The lender and the insurer work together to ensure that borrowers are kept in their homes when they get into mortgage arrears. The MI policy is not just about paying out when a house is repossessed and sold. The MI provider works with the lender and the borrower to restructure loans that have gone into default with the objective of ensuring that the homeowner remains in his or her home. This involves the insurer making payments to the lender to facilitate a restructure. For example, in Ireland over the last five years we have worked with lenders to keep 15,000 families in their homes ahead of foreclosure and have paid over €70 million to facilitate this happening, with a further €40 million expected to be paid in the future. MI also has significant benefits for consumers. It enables people who would otherwise have been excluded from home ownership to access a family home with a reduced deposit. It can also assist in reducing the cost of credit given the lower capital cost of a mortgage carrying MI. There is the added comfort of knowing that in the event that the loan gets into difficulty there is a willing insurer prepared to work to keep the borrower and family in the home.

MI is nothing novel or new. It is a well trusted international instrument that has been used successfully in a number of jurisdictions to facilitate prudent lending. MI is used extensively in Canada, Australia, Hong Kong, the Netherlands, Italy, France, Mexico and the United States. MI or mortgage indemnity bonds were also prevalent in Ireland as a matter of practice before the property boom. Regrettably, as some lenders sought to encourage new business during the boom, they dispensed with the requirement for an indemnity bond to be in place and there was no regulatory compulsion for them to insist on one. Caution and prudence suffered in a market that ran ahead of itself. Had MI been prevalent in Ireland, it could have saved approximately €1.7 billion of losses to Irish lending institutions.

I am conscious of the limited time. I encourage the committee to recognise the positive and responsible contribution MI can make in Ireland. There is plenty of international capacity for MI in a new, regulated landscape and the reinsurance market is also very alive and active internationally. MI will facilitate responsible lending with proper mitigation of risk. For the State and Central Bank, it can also work as a macro prudential tool to control systemic risk. This is why we believe the new LTV limits and the 15% quota for high LTV lending proposed by the Central Bank should be flexible to accommodate creditworthy first-time buyers. In such circumstances, it would be harsh to limit access to mortgages as a result of a quota.

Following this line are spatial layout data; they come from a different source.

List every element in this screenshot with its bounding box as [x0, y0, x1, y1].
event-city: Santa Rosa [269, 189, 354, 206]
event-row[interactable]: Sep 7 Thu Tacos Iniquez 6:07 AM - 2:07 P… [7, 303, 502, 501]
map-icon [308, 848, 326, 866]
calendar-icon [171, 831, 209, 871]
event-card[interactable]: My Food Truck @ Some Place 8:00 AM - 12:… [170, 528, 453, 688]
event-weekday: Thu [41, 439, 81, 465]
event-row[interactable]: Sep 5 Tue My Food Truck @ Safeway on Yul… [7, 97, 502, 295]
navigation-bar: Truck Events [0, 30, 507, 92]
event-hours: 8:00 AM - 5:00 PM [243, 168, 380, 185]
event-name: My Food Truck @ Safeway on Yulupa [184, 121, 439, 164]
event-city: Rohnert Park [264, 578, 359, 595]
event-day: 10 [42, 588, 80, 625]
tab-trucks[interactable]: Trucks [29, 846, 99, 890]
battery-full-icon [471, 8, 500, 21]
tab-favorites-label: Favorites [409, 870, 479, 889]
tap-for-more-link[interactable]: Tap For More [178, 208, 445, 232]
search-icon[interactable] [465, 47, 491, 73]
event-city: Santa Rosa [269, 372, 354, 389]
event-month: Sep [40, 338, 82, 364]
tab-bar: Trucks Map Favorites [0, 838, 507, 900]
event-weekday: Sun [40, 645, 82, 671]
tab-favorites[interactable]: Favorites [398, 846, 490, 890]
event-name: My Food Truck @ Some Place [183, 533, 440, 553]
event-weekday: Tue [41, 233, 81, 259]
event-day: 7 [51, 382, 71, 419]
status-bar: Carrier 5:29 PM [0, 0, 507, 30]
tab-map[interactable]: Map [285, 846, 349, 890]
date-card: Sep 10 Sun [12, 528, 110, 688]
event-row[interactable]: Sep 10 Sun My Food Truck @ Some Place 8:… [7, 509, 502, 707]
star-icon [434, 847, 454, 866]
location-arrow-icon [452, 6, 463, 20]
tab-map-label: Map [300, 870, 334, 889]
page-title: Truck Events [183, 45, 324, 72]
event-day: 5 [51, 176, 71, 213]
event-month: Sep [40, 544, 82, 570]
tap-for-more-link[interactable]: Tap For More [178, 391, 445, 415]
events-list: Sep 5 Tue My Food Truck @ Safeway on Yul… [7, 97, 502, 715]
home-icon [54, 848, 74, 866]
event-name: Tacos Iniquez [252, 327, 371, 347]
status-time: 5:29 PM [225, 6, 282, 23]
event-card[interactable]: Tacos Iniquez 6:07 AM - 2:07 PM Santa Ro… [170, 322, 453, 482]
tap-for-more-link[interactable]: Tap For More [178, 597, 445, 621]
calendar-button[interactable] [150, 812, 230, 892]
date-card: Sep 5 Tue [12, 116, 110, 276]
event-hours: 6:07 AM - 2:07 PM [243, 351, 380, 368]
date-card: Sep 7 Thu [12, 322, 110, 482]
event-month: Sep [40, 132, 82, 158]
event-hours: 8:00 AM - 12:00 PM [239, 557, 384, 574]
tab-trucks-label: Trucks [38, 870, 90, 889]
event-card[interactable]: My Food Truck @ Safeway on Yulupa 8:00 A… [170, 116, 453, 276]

It is important to define public policy around first-time buyers. First-time buyers do not usually cause rapid home price appreciation. Recent home price appreciation in Ireland has occurred mostly in above average upper market property and areas. It did not require substantial credit availability, much less high LTV. First-time buyers' products and the benefits associated cold be bound by age or property value to ensure they do not contribute to the most aggressive price increases. Creditworthy first time buyers' access to credit should not be subject to quotas. First time buyers require high LTV, low deposit loans, and, even when prudently originated, those loans represent a significant systemic risk, which can and should be mitigated with a specific and internationally tested and recognised solution.